Most employers bill covered individuals for continuation coverage under their plans, which is allowed within limits.
An important piece of this scheme is the employer notice requirement. COBRA and ERISA are complicated and so are the continuation coverage provisions, which is why the law requires elaborate notices to qualifying employees and beneficiaries to explain their rights and options, applicable deadlines, up-to-date contact information if they want to continue and other issues.
Without adequate notice, most people would not be aware of their options under COBRA to continue coverage and may face prohibitively expensive coverage through other plans, potentially ending up without health insurance for a time.

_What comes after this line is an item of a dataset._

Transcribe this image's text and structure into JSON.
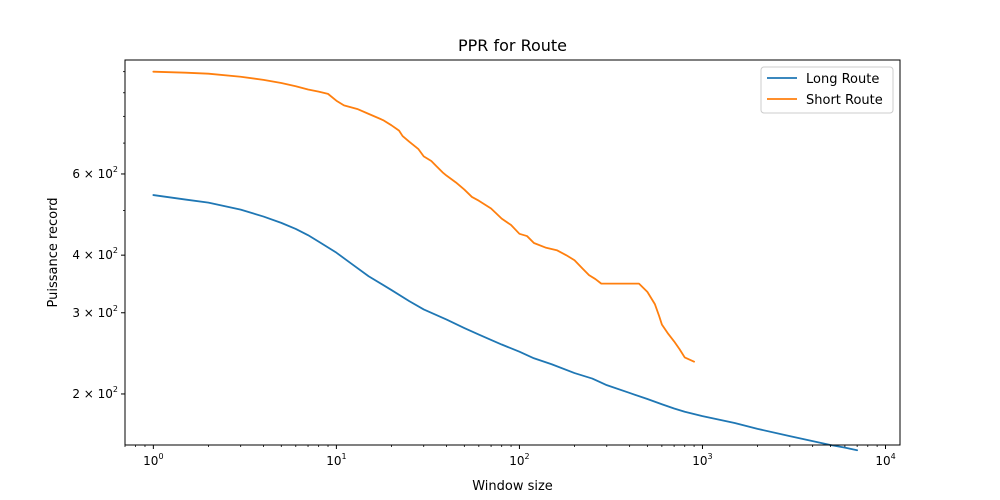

The U.S. Department of Labor (DOL) has a model general notice and a model election notice on its website. While some personalization will be needed, the DOL generally will recognize the use of their model forms as adequate. An employer may also write its own notices, but they (through their plan administrator that can be a third party) must comply with myriad content requirements. Any COBRA notice must be written in language that an “average plan participant” could understand.
Failure to comply can result in employee lawsuits (often class action) and/or potentially steep DOL and IRS monetary penalties. For example, on Dec. 15, a former employee filed a class action lawsuit in a Florida federal court against McDonald’s, her former employer. In Johnson v. McDonald’s Corporation, she alleges that McDonald’s sent piecemeal, deficient, confusing and misleading notices that caused her to lose health coverage and incur medical costs.
Plaintiff Johnson is requesting on behalf of the class (if approved) equitable relief, an order to stop McDonald’s from using its allegedly deficient notices, statutory penalties of $110 per day per class member with a defective notice, and other remedies.
A Kentucky employer should consult legal counsel to review proposed COBRA continuation notices for compliance as well as for guidance should they face allegations of insufficiency. On the other hand, an employee with questions about the adequacy of a notice or who did not understand or did not receive a notice and suffered harm such as a loss of health insurance should seek the advice of an employment lawyer to understand potential legal remedies.